For all the talk of the journalist as an entrepreneur........

My former tutor at UCLAN,Andy Dickinson was present at the hyperlocal session at News Rewired yesterday and makes some good points on his blog.

I sat in the same session and I left this comment on his site.

For me it sums up the problems for journalism

Some good points Andy and as you know my big concern is the sustainabilty of hyperlocal sites.

For all the talk of the journalist as an entrpreneur,there seemed little appetite yesterday to try and solve the basic problem of how to make money.

Instead it was worrying that the debates descended into arguments about the role of the citizen journalist(which should have been put to bed now) and the role of the BBC (over which we have little or no control).

The likes of Lichfield blog and Josh Halliday’s SR2 are great examples of hyperlocal innovation but to be sustainable they need to find a way of attracting certain and regular revenue streams )I think I am slipping into my former profession here) but it’s an important consideration.

The question I asked in the session about whether hyperlocal could survive on volunteers and dedicated individuals was answered spot on by Philip John (ie no way).

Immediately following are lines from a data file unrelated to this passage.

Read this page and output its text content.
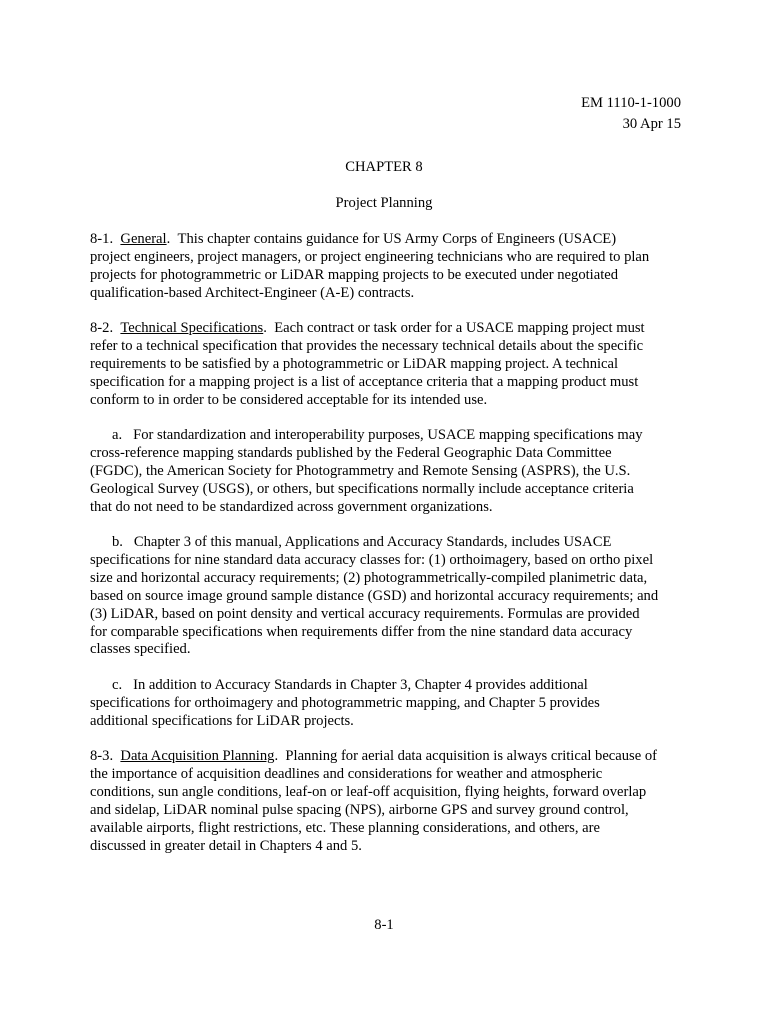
EM 1110-1-1000
30 Apr 15
CHAPTER 8
Project Planning

8-1. General.  This chapter contains guidance for US Army Corps of Engineers (USACE)

project engineers, project managers, or project engineering technicians who are required to plan

projects for photogrammetric or LiDAR mapping projects to be executed under negotiated

qualification-based Architect-Engineer (A-E) contracts.

8-2. Technical Specifications.  Each contract or task order for a USACE mapping project must

refer to a technical specification that provides the necessary technical details about the specific

requirements to be satisfied by a photogrammetric or LiDAR mapping project. A technical

specification for a mapping project is a list of acceptance criteria that a mapping product must

conform to in order to be considered acceptable for its intended use.

a. For standardization and interoperability purposes, USACE mapping specifications may

cross-reference mapping standards published by the Federal Geographic Data Committee

(FGDC), the American Society for Photogrammetry and Remote Sensing (ASPRS), the U.S.

Geological Survey (USGS), or others, but specifications normally include acceptance criteria

that do not need to be standardized across government organizations.

b. Chapter 3 of this manual, Applications and Accuracy Standards, includes USACE

specifications for nine standard data accuracy classes for: (1) orthoimagery, based on ortho pixel

size and horizontal accuracy requirements; (2) photogrammetrically-compiled planimetric data,

based on source image ground sample distance (GSD) and horizontal accuracy requirements; and

(3) LiDAR, based on point density and vertical accuracy requirements. Formulas are provided

for comparable specifications when requirements differ from the nine standard data accuracy

classes specified.

c. In addition to Accuracy Standards in Chapter 3, Chapter 4 provides additional

specifications for orthoimagery and photogrammetric mapping, and Chapter 5 provides

additional specifications for LiDAR projects.

8-3. Data Acquisition Planning.  Planning for aerial data acquisition is always critical because of

the importance of acquisition deadlines and considerations for weather and atmospheric

conditions, sun angle conditions, leaf-on or leaf-off acquisition, flying heights, forward overlap

and sidelap, LiDAR nominal pulse spacing (NPS), airborne GPS and survey ground control,

available airports, flight restrictions, etc. These planning considerations, and others, are

discussed in greater detail in Chapters 4 and 5.

8-1
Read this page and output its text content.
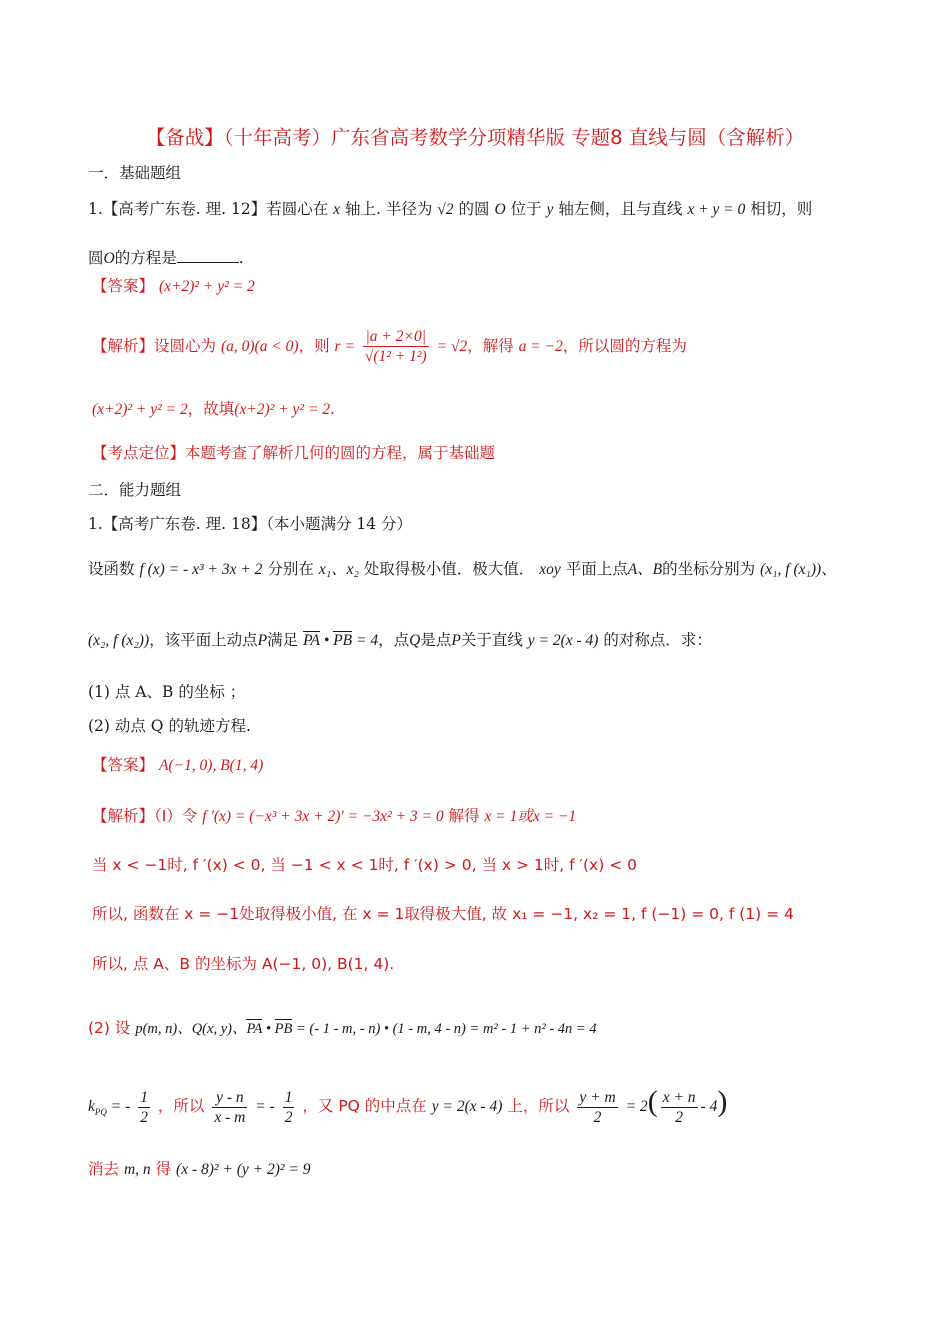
【备战】（十年高考）广东省高考数学分项精华版 专题8 直线与圆（含解析）
一．基础题组
1.【高考广东卷. 理. 12】若圆心在 x 轴上. 半径为 √2 的圆 O 位于 y 轴左侧，且与直线 x + y = 0 相切，则
圆O的方程是	.
【答案】 (x+2)² + y² = 2
【解析】设圆心为 (a, 0)(a < 0)，则 $r = \frac{|a + 2\times 0|}{\text{√(1² + 1²)}} = √2$，解得 a = −2，所以圆的方程为
(x+2)² + y² = 2，故填(x+2)² + y² = 2.
【考点定位】本题考查了解析几何的圆的方程，属于基础题
二．能力题组
1.【高考广东卷. 理. 18】（本小题满分 14 分）
设函数 f (x) = - x³ + 3x + 2 分别在 x₁、x₂ 处取得极小值．极大值． xoy 平面上点A、B的坐标分别为 (x₁, f (x₁))、
(x₂, f (x₂))，该平面上动点P满足 PA • PB = 4，点Q是点P关于直线 y = 2(x - 4) 的对称点．求：
(1) 点 A、B 的坐标 ；
(2) 动点 Q 的轨迹方程.
【答案】 A(−1, 0), B(1, 4)
【解析】（Ⅰ）令 f ′(x) = (−x³ + 3x + 2)′ = −3x² + 3 = 0 解得 x = 1或x = −1
当 x < −1时, f ′(x) < 0, 当 −1 < x < 1时, f ′(x) > 0, 当 x > 1时, f ′(x) < 0
所以, 函数在 x = −1处取得极小值, 在 x = 1取得极大值, 故 x₁ = −1, x₂ = 1, f (−1) = 0, f (1) = 4
所以, 点 A、B 的坐标为 A(−1, 0), B(1, 4).
(2) 设 p(m, n)、Q(x, y)、PA • PB = (- 1 - m, - n) • (1 - m, 4 - n) = m² - 1 + n² - 4n = 4
$k_{PQ}$ = - $\frac{1}{2}$ ，所以 $\frac{y - n}{x - m}$ = - $\frac{1}{2}$ ，又 PQ 的中点在 y = 2(x - 4) 上，所以 $\frac{y + m}{2} = 2( \frac{x + n}{2} - 4)$
消去 m, n 得 (x - 8)² + (y + 2)² = 9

I start to get a bit angry at many of these conferences as a roomful of media people seem to get wrapped up in minute detail whilst failing to address the bigger picture


As Andy says

By the time we got to the ‘close the BBC and local newspapers will thrive’ stage I lost my patience


Andy made the comment which I tweeted

Shall we go back to letting the printers carry swords so that we can succeed by killing off the competition”.

2 comments:

Unknown said...

I've been running a community newspaper for 10 years. Most of my team are volunteers. You all will think we are pretty steam driven as far as our website presence goes, but frankly a lot of our older readers wouldn't even think of reading our website. They are used to the free bi-monthly magazine which is pushed through their letterboxes once every two months.

And, yes there could be some chicken-and-egg issues here. We are keen to address this, but we will need to find funding and training to get up to speed and make our site more interactive.

One thing that interests me - most of these hyperlocal sites (just as with community newspapers and community websites in the past) seem to be done by one or two v dedicated people. What happens to, say, the SR2Blog when the likes of Josh (who is a hero in my eyes, btw) moves away from Sunderland permanently?

Nigel Barlow said...

What you say Anna is a massive problem.As I said most community websites are run by small teams of dedicated volunteers and this is not sustainable in the medium term.

I met up with Josh yesterday.He is passionate and dedicated but he will move on and it's unlikely SR2 will move with him although the idea I am sure will.

I am currently looking at a luanch of a hyperlocal site and am determined to make it business model sustainable so that the idea will survive without me being there.